In an age where the term ‘bedroom pop’ can signify little more than just a vague, trendy aesthetic, Kansas Acevedo, aka ylliy, stays 100% true to the DIY spirit. But what sets her apart from other DIY artists is just how refined and delicate her music can be. Hailing from California, Kansas released her second album as ylliy earlier this summer. Titled Soft Touch, it feels like just that: warm, inviting, and intimate, the soft power of ylliy’s gentle guitars and vocals comfortably guiding you through its runtime. While her sound remains quite uniform throughout, her lyrics can be both poetic (“Untangle, lionheart/ Dragging shoelaces through your town”) and straightforward (“I don’t like the way you’re looking at me/ I’ll tell it to your face”) within the same song (‘Peaks’). While there is certainly something charming about the roughness of her previous effort Microwavable Heaven, it is even more special to listen to an album that’s just as unfiltered and personal as any lo-fi, self-produced record, but prettier and more polished than most.
We caught up with Kansas for this edition of our Artist Spotlight segment, where we showcase up-and-coming artists and give them a chance to talk a bit about their music.
What made you want to make music?
I grew up with music playing around me constantly. Every significant moment in my life has a specific song or album attached to it. I’ve always written songs since I was a kid, but I started recording and releasing music because I wanted to give people that feeling other musicians have been able to give me. Whenever someone takes the time to tell me that my music made them feel a certain way, I really hold on to that.
Who are some of your favorite artists at the moment?
I’ve been mostly listening to Beagles’ self titled album, also the albums ‘Feels’ by Animal Collective and ‘Oor’ by CBMC. They all came out a while ago but I listen to them really often. I’m also really into Sidney Gish. I feel like I’ve been listening to her on repeat for like a year straight.
How would you describe your music?
That’s sort of tough. I typically write through the night so I suppose it comes off a bit sleepy and sad. I like to use my guitar and bass as extra sets of voices in a way, so I think that takes the songs to a more airy, dreamy space. I like to keep the drum patterns interesting. I aim for my music to sound exactly how I feel or felt in a moment, but that will almost always sound like something different to someone else.
Do you have a completely DIY approach? Do you see that as something you wish to keep as you move forward?
I do. I make everything myself, and no one else ever really touches the tracks in terms of production, mixing, mastering etc. There’s something that comes with the ritual I have in terms of working on a song that’s pretty special to me. It feels really personal. I love to make songs that way, and I probably always will.
How was the process of making your new album Soft Touch? How was it different from Microwavable Heaven (great name, by the way)?
Thank you! ‘Microwavable Heaven’ and ‘Soft Touch’ are both essentially dedicated to heartbreak, but the two types of heartbreak are worlds apart so naturally the energy put into each one was unique. ‘Soft Touch’ felt extremely delicate to me.
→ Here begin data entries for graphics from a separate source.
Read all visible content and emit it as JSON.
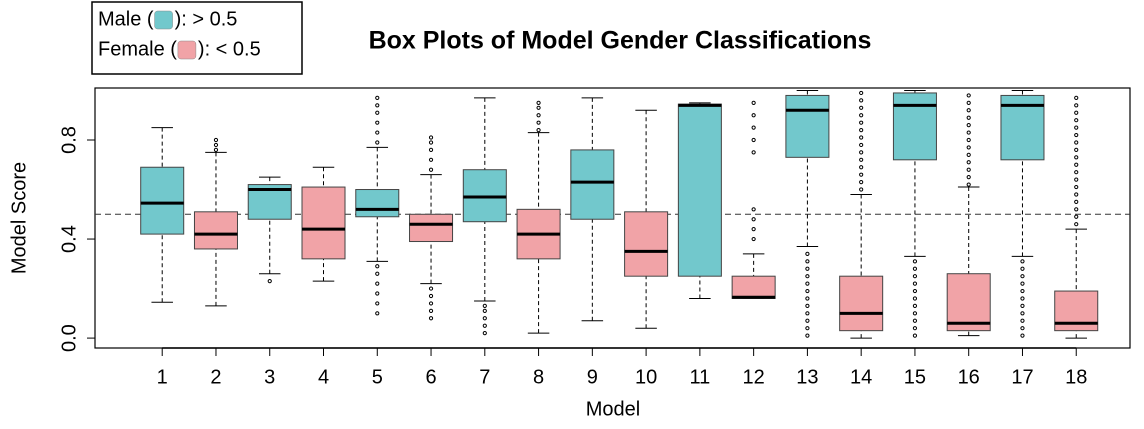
{
  "chart_data": {
    "type": "boxplot",
    "title": "Box Plots of Model Gender Classifications",
    "x_label": "Model",
    "y_label": "Model Score",
    "categories": [
      "1",
      "2",
      "3",
      "4",
      "5",
      "6",
      "7",
      "8",
      "9",
      "10",
      "11",
      "12",
      "13",
      "14",
      "15",
      "16",
      "17",
      "18"
    ],
    "ylim": [
      -0.04,
      1.01
    ],
    "yticks": [
      {
        "value": 0,
        "label": "0.0"
      },
      0.4,
      0.8
    ],
    "threshold": 0.5,
    "legend": [
      {
        "prefix": "Male (",
        "suffix": "): > 0.5",
        "color": "#72c8cc"
      },
      {
        "prefix": "Female (",
        "suffix": "): < 0.5",
        "color": "#f1a3a7"
      }
    ],
    "boxes": [
      {
        "whisker_low": 0.145,
        "q1": 0.42,
        "median": 0.545,
        "q3": 0.69,
        "whisker_high": 0.85,
        "outliers": [],
        "color": "#72c8cc"
      },
      {
        "whisker_low": 0.13,
        "q1": 0.36,
        "median": 0.42,
        "q3": 0.51,
        "whisker_high": 0.75,
        "outliers": [
          0.76,
          0.78,
          0.8
        ],
        "color": "#f1a3a7"
      },
      {
        "whisker_low": 0.26,
        "q1": 0.48,
        "median": 0.6,
        "q3": 0.62,
        "whisker_high": 0.65,
        "outliers": [
          0.23
        ],
        "color": "#72c8cc"
      },
      {
        "whisker_low": 0.23,
        "q1": 0.32,
        "median": 0.44,
        "q3": 0.61,
        "whisker_high": 0.69,
        "outliers": [],
        "color": "#f1a3a7"
      },
      {
        "whisker_low": 0.31,
        "q1": 0.49,
        "median": 0.52,
        "q3": 0.6,
        "whisker_high": 0.77,
        "outliers": [
          0.1,
          0.14,
          0.18,
          0.22,
          0.26,
          0.29,
          0.79,
          0.83,
          0.87,
          0.91,
          0.94,
          0.97
        ],
        "color": "#72c8cc"
      },
      {
        "whisker_low": 0.22,
        "q1": 0.39,
        "median": 0.46,
        "q3": 0.5,
        "whisker_high": 0.66,
        "outliers": [
          0.08,
          0.11,
          0.14,
          0.17,
          0.2,
          0.68,
          0.72,
          0.76,
          0.79,
          0.81
        ],
        "color": "#f1a3a7"
      },
      {
        "whisker_low": 0.15,
        "q1": 0.47,
        "median": 0.57,
        "q3": 0.68,
        "whisker_high": 0.97,
        "outliers": [
          0.02,
          0.05,
          0.08,
          0.11,
          0.13
        ],
        "color": "#72c8cc"
      },
      {
        "whisker_low": 0.02,
        "q1": 0.32,
        "median": 0.42,
        "q3": 0.52,
        "whisker_high": 0.83,
        "outliers": [
          0.84,
          0.87,
          0.9,
          0.93,
          0.95
        ],
        "color": "#f1a3a7"
      },
      {
        "whisker_low": 0.07,
        "q1": 0.48,
        "median": 0.63,
        "q3": 0.76,
        "whisker_high": 0.97,
        "outliers": [],
        "color": "#72c8cc"
      },
      {
        "whisker_low": 0.04,
        "q1": 0.25,
        "median": 0.35,
        "q3": 0.51,
        "whisker_high": 0.92,
        "outliers": [],
        "color": "#f1a3a7"
      },
      {
        "whisker_low": 0.16,
        "q1": 0.25,
        "median": 0.94,
        "q3": 0.945,
        "whisker_high": 0.95,
        "outliers": [],
        "color": "#72c8cc"
      },
      {
        "whisker_low": 0.16,
        "q1": 0.16,
        "median": 0.165,
        "q3": 0.25,
        "whisker_high": 0.34,
        "outliers": [
          0.4,
          0.44,
          0.48,
          0.52,
          0.75,
          0.8,
          0.85,
          0.9,
          0.95
        ],
        "color": "#f1a3a7"
      },
      {
        "whisker_low": 0.37,
        "q1": 0.73,
        "median": 0.92,
        "q3": 0.98,
        "whisker_high": 1.0,
        "outliers": [
          0.01,
          0.04,
          0.07,
          0.1,
          0.13,
          0.16,
          0.19,
          0.22,
          0.25,
          0.28,
          0.31,
          0.34
        ],
        "color": "#72c8cc"
      },
      {
        "whisker_low": 0.0,
        "q1": 0.03,
        "median": 0.1,
        "q3": 0.25,
        "whisker_high": 0.58,
        "outliers": [
          0.6,
          0.63,
          0.66,
          0.69,
          0.72,
          0.75,
          0.78,
          0.81,
          0.84,
          0.87,
          0.9,
          0.93,
          0.96,
          0.99
        ],
        "color": "#f1a3a7"
      },
      {
        "whisker_low": 0.33,
        "q1": 0.72,
        "median": 0.94,
        "q3": 0.99,
        "whisker_high": 1.0,
        "outliers": [
          0.01,
          0.04,
          0.07,
          0.1,
          0.13,
          0.16,
          0.19,
          0.22,
          0.25,
          0.28,
          0.31
        ],
        "color": "#72c8cc"
      },
      {
        "whisker_low": 0.01,
        "q1": 0.03,
        "median": 0.06,
        "q3": 0.26,
        "whisker_high": 0.61,
        "outliers": [
          0.62,
          0.65,
          0.68,
          0.71,
          0.74,
          0.77,
          0.8,
          0.83,
          0.86,
          0.89,
          0.92,
          0.95,
          0.98
        ],
        "color": "#f1a3a7"
      },
      {
        "whisker_low": 0.33,
        "q1": 0.72,
        "median": 0.94,
        "q3": 0.98,
        "whisker_high": 1.0,
        "outliers": [
          0.01,
          0.04,
          0.07,
          0.1,
          0.13,
          0.16,
          0.19,
          0.22,
          0.25,
          0.28,
          0.31
        ],
        "color": "#72c8cc"
      },
      {
        "whisker_low": 0.0,
        "q1": 0.03,
        "median": 0.06,
        "q3": 0.19,
        "whisker_high": 0.44,
        "outliers": [
          0.46,
          0.49,
          0.52,
          0.55,
          0.58,
          0.61,
          0.64,
          0.67,
          0.7,
          0.73,
          0.76,
          0.79,
          0.82,
          0.85,
          0.88,
          0.91,
          0.94,
          0.97
        ],
        "color": "#f1a3a7"
      }
    ]
  }
}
It felt really satisfying to take a more calculated approach with the recent songs, although I would say the rawness of MH did and still does feel very authentic to me and that period of time.
What ideas were behind the album? Is there something that you feel connects these songs conceptually?
I started the album last year, a few months after ‘Microwavable Heaven.’ At the time I didn’t have an idea of where it was going to go, so I wrote about 20 potential songs for the album. Towards the end it became more clear what I where I was going with it, and it became an album about regret, remorse, guilt and shame. I see the album as an apology album.
What’s your favorite song from the album, and why?
‘Peaks’ would have to be my favorite. Mainly because I wrote it in one night and it was the only song I didn’t have to think about. The melody and lyrics came to me immediately after I wrote the music, then I sat in my shower and sang it. Once it was finished I felt like I finally got out what I had been trying to say for months.
Where do you see yourself going from here?
I haven’t really considered that. Ideally, I’d like to just start another album and hopefully get a chance to play my songs live for people sometime.